In terms of credibility, SmarterChild does not offer an experience like ELIZA. Credibility implies believable emulation of a particular persona. The function of SmarterChild is to be a friendly encyclopedia rather than a credible, stereotypical personality. On the other hand, ELIZA is indeed a character. ELIZA is programmed to be someone and respond in a certain way to fulfill a specific character or stereotype to produce a believable experience. No matter what the user inputs, ELIZA will pose a question in the form of a Rogerian psychiatrist.
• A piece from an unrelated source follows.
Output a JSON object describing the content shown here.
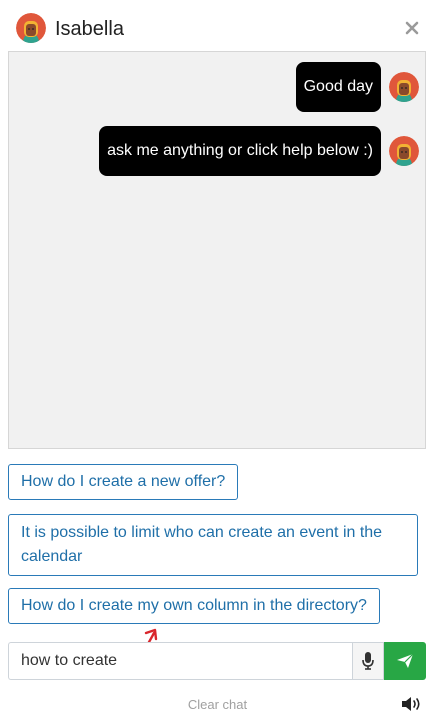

ELIZA creator Joseph Weizenbaum argues that no robot can ever replace humans because humans have the ability to comprehend or exhibit emotion. Yet, the implications of ELIZA have drifted away from emotion and feeling comprehension. Yes, users of Microsoft Office may possess negative feelings of hate toward the Paper Clip “help” agent; however, the Paper Clip is unable to respond to those emotions and can only react based on internal states and decisions made by the user. For example, the Paper Clip can be dragged around and silenced, but it will not sense that the user is upset when it repeatedly asks whether the user needs help writing a letter. ELIZA was built to challenge this idea of comprehending emotion, but it does it in a very superficial way.
You: I am sad.
Eliza: Do you think coming here will help you not to be sad?
Unlike ELIZA, SmarterChild is more of a tool than a character. Like a search engine, email client, or word processor, SmarterChild helps the user accomplish tasks. Yet, SmarterChild has a different approach to information technology than other Web 2.0 projects that attempt to do the same tasks. Contrast to websites, there are no “menus” to access information in a hypertext only environment. SmarterChild is a chatterbot. Because of this, SmarterChild can deliver information to its users faster than any website. The user types in the desired knowledge in the chat window as a sentence, and SmarterChild relies on its linguistic artificial intelligence to understand the context and what kind of response to deliver. Additionally, because SmarterChild is on an instant messaging medium, it can write hyperlinks to allow users to quickly access websites.
You: What movies are playing?
SmarterChild: Movies playing in or near Marietta, GA (30006) on Tuesday, October 23rd:
1 The Game Plan [PG]
2 30 Days of Night [R]
3 The Comebacks [PG13]
4 The Heartbreak Kid [R]
5 Michael Clayton [R]
6 We Own the Night [R]
Type more for the next set of results.
ELIZA has nothing to do with information technology; it was built to progress artificial intelligence and Alan Turing’s prophecy. But today, the goal is not to build a robot to fool a human. One key difference to SmarterChild and ELIZA is that SmarterChild is aware of its nonexistence.
You: Are you a robot?
Eliza: Would you prefer if I were not a robot?
Versus SmarterChild:
You: Are you a chatterbot?
SmarterChild: Yes indeed.
ScratchFromStart: Are you human?
SmarterChild: No I am not.
In this day and age of knowledge, the goal is to make a robot to deliver information in a relative, contextual manner.
The revolutionary affect of ELIZA was not the subsequent emergence of human computer interaction and innovations in chatterbots. The real influence came in information technology and discovering new ways to deliver information and knowledge to users in a friendly, humanistic style.